Trustees voted 8-2 Monday night to form a task force with the city to investigate a second tower at City Hall or other sites in the core as potential locations for its new headquarters.
The task force, which will consist of board members and city councillors, will report back with its findings in a month. The costs will be covered by the city, through accessing ward funds.
The motion came in the wake of a presentation by councillors Jason Farr and Brian McHattie, who urged trustees to reconsider their decision to build the board’s new $31-million headquarters at the former Crestwood school site on the Mountain.
“Consider a future surrounded by businesses large and small,” Farr told the board. “Consider the future of our downtown and where we’re headed.”

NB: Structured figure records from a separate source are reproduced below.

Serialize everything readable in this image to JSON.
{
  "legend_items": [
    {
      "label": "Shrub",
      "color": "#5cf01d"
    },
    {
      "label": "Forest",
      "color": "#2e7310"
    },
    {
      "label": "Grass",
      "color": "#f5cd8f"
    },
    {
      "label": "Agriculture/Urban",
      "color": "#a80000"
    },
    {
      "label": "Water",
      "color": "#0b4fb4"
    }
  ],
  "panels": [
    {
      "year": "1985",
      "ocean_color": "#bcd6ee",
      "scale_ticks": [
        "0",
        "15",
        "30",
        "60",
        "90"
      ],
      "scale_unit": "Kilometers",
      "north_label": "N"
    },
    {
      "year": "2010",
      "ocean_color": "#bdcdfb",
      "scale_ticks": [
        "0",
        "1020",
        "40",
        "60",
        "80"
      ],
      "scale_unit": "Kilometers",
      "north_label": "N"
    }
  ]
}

The two councillors also reminded trustees the public — that is, “the vast majority” of businesses and residents — is behind the cause.
The public school board is “a major part of downtown,” said Farr. “This is an important opportunity, I think, for all of us.”
The board’s decision, however, appears to clash with an update from board staff also presented to trustees Monday night.
That report details several roadblocks with the City Hall option that came out of a meeting with city staff last week, such as the fact the entire site has a heritage designation that would affect the planning, design and approval of a new board HQ at that site.
Current zoning, moreover, doesn’t permit the proposed building development there, and zoning amendments could take months, according to the report.
For McHattie, however, it’s a moot point.
“We’re aware that there are some concerns about the planning issues,” he said. But those are issues “the City of Hamilton controls.”
“The heritage, the zoning, you have support from council,” added Farr, who also assured the board an inexpensive long-term land lease for the City Hall site could be secured.
“It’s safe to say our monetary expectations are not high,” he said.
While a majority of trustees were behind the city’s plea to reconsider downtown options, there were, nonetheless, some reservations.
“What took you so long?” asked board chair Tim Simmons. “Why now, at the 11th hour, when we already have legal agreements in place?”
Trustee Alex Johnstone, meanwhile, said she was concerned that McMaster University is already “feeling very frustrated” with delays to the sale of the board’s downtown education centre — a condition of the board’s move to a new headquarters.
Mac is in the final stages of negotiations to purchase the board’s current home at 100 Main St. W. Once that deal is complete, the university plans to demolish the Education Centre to make way for a new $85-million health campus in the core.
Both the school board and McMaster plan to move into their new homes in 2014.